The Apostle Paul apparently lived this kind of life.
But one thing I do: Forgetting what is behind and straining toward what is ahead, I press on toward the goal to win the prize for which God has called me heavenward in Christ Jesus. Philippians 3:13-14
Therefore, since we are surrounded by such a great cloud of witnesses, let us throw off everything that hinders and the sin that so easily entangles, and let us run with perseverance the race marked out for us. Hebrews 12:1
I’ll let you in on one of my struggles: I have always been told that great leaders, in order to achieve great outcomes, must make difficult decisions where relationships… sometimes significant relationships…are the casualties.
This is obvious in the corporate world. CEO’s are hired for their ability to make strong and swift assessments and are rewarded for their resolve and determination to be decisive when it comes to the success of the organization.
A company that exceeds expectations and rises above the riff raff of mediocrity almost always points to leadership that has had to come in and make the “tough decisions”.
In my experience, that means people are often hurt, relationships are severed, dreams can be squashed, and friendships are sent packing…all for the good of the corporation.
Don’t judge me. Yet, anyway.
I understand the need. Baseball coaches have to cut players that are not good enough and replace them with better ones if they want to win. Businesses must get rid of poor producers and raise up more successful sales people if they want to turn a profit. Bosses need to be bosses…and employees need to know that their jobs are never safe, just because their superiors are “nice people”. I get it. I really do.
But what’s supposed to happen in the church? What are we to do when the workers are late or sloppy or ineffective or careless or thoughtless or inconsiderate or unconcerned?

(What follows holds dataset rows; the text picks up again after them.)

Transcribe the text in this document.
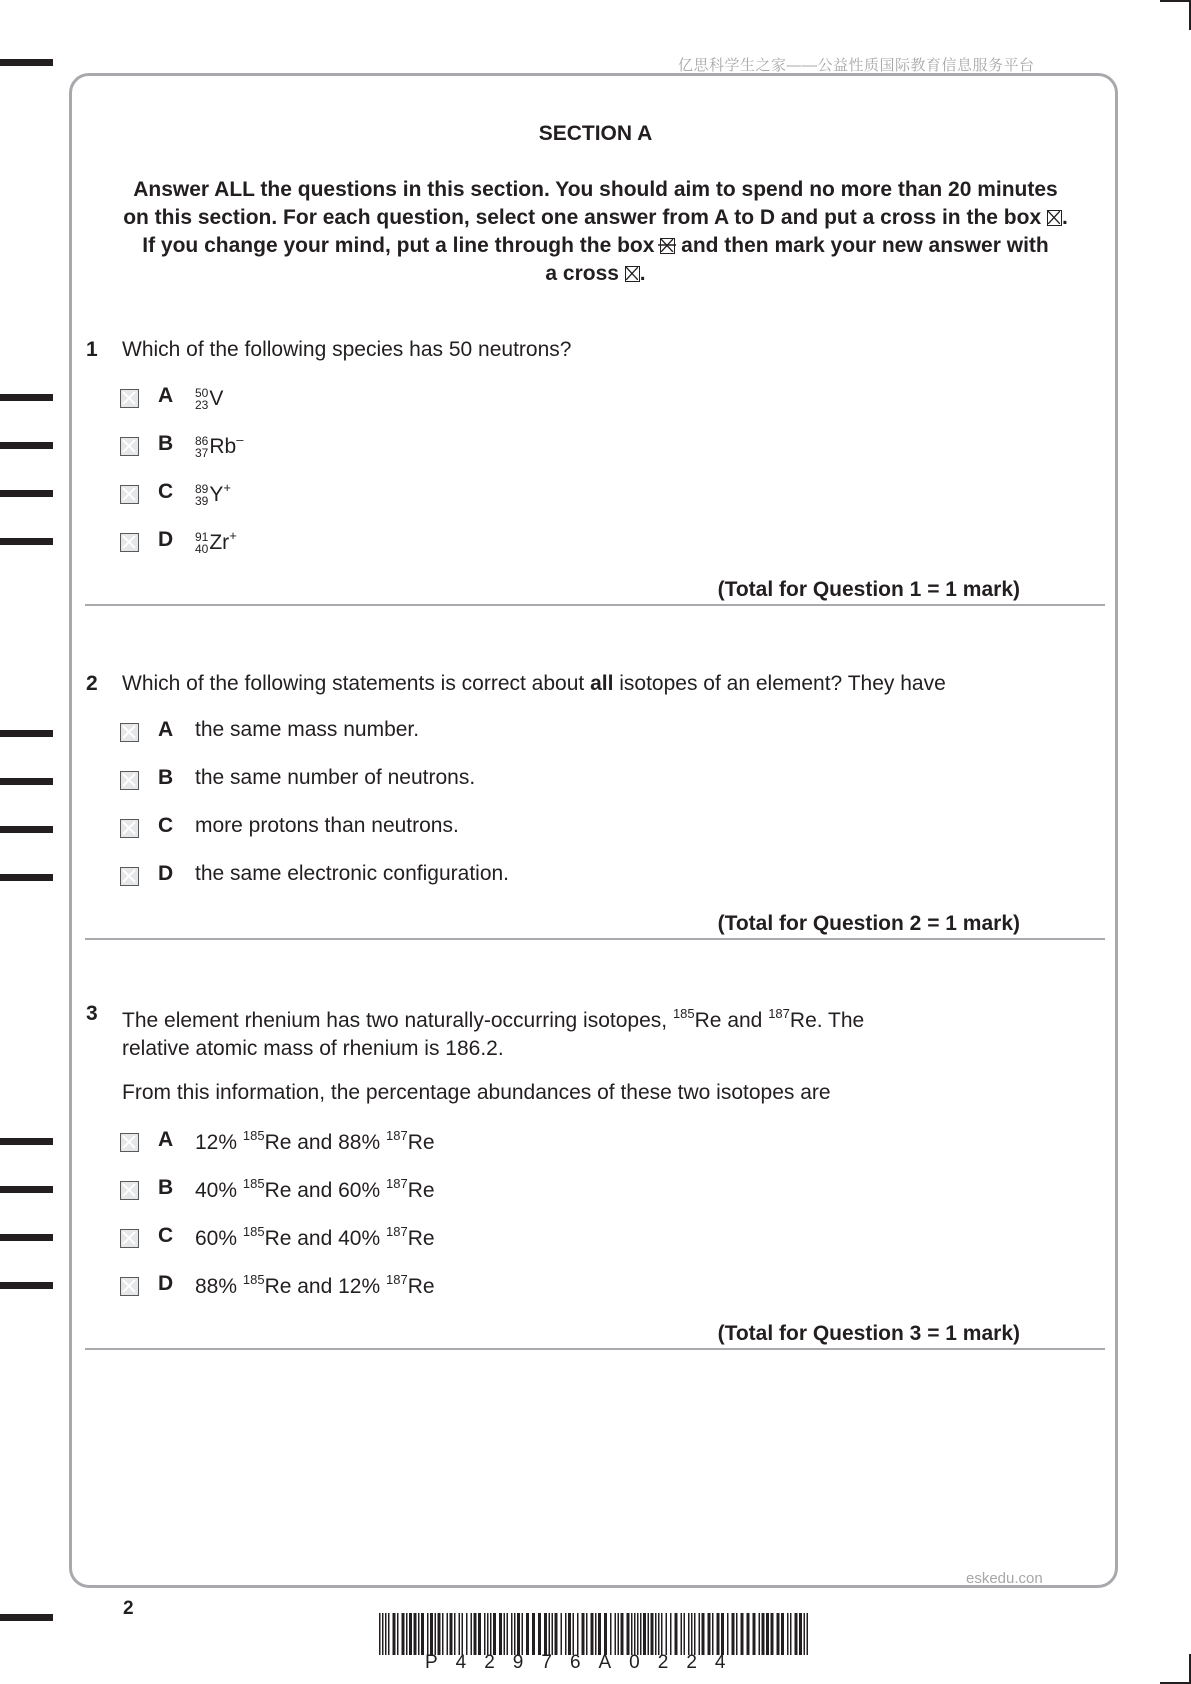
亿思科学生之家——公益性质国际教育信息服务平台
eskedu.con
SECTION A
Answer ALL the questions in this section. You should aim to spend no more than 20 minutes
on this section. For each question, select one answer from A to D and put a cross in the box ☒.
If you change your mind, put a line through the box and then mark your new answer with
a cross ☒.
1 Which of the following species has 50 neutrons?
A 50
23 V
B 86
37 Rb–
C 89
39 Y+
D 91
40 Zr+
(Total for Question 1 = 1 mark)
2 Which of the following statements is correct about all isotopes of an element? They have
A the same mass number.
B the same number of neutrons.
C more protons than neutrons.
D the same electronic configuration.
(Total for Question 2 = 1 mark)
3 The element rhenium has two naturally-occurring isotopes, $^{185}$Re and $^{187}$Re. The
relative atomic mass of rhenium is 186.2.
From this information, the percentage abundances of these two isotopes are
A 12% $^{185}$Re and 88% $^{187}$Re
B 40% $^{185}$Re and 60% $^{187}$Re
C 60% $^{185}$Re and 40% $^{187}$Re
D 88% $^{185}$Re and 12% $^{187}$Re
(Total for Question 3 = 1 mark)
2
P42976A0224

What are we to do when the product we present is second-rate, simply because people aren’t stepping up to help? What if the ministry we perform is substandard or even harmful to the mission? What if there is disagreement with the direction of the organization or a challenge to the leadership position?
What if, in our effort to fix the problem, people get hurt and relationships get torn and friendships get shattered? What if, in spite of our best effort, decisions result in people moving on…empty, disillusioned, angry, or hurt?
Apparently, a strong leader says there is always acceptable collateral damage, as long as the greater good has been served.
Yeesh. I’m definitely not feeling particularly strong these days. I guess I’ll go to the gym tomorrow.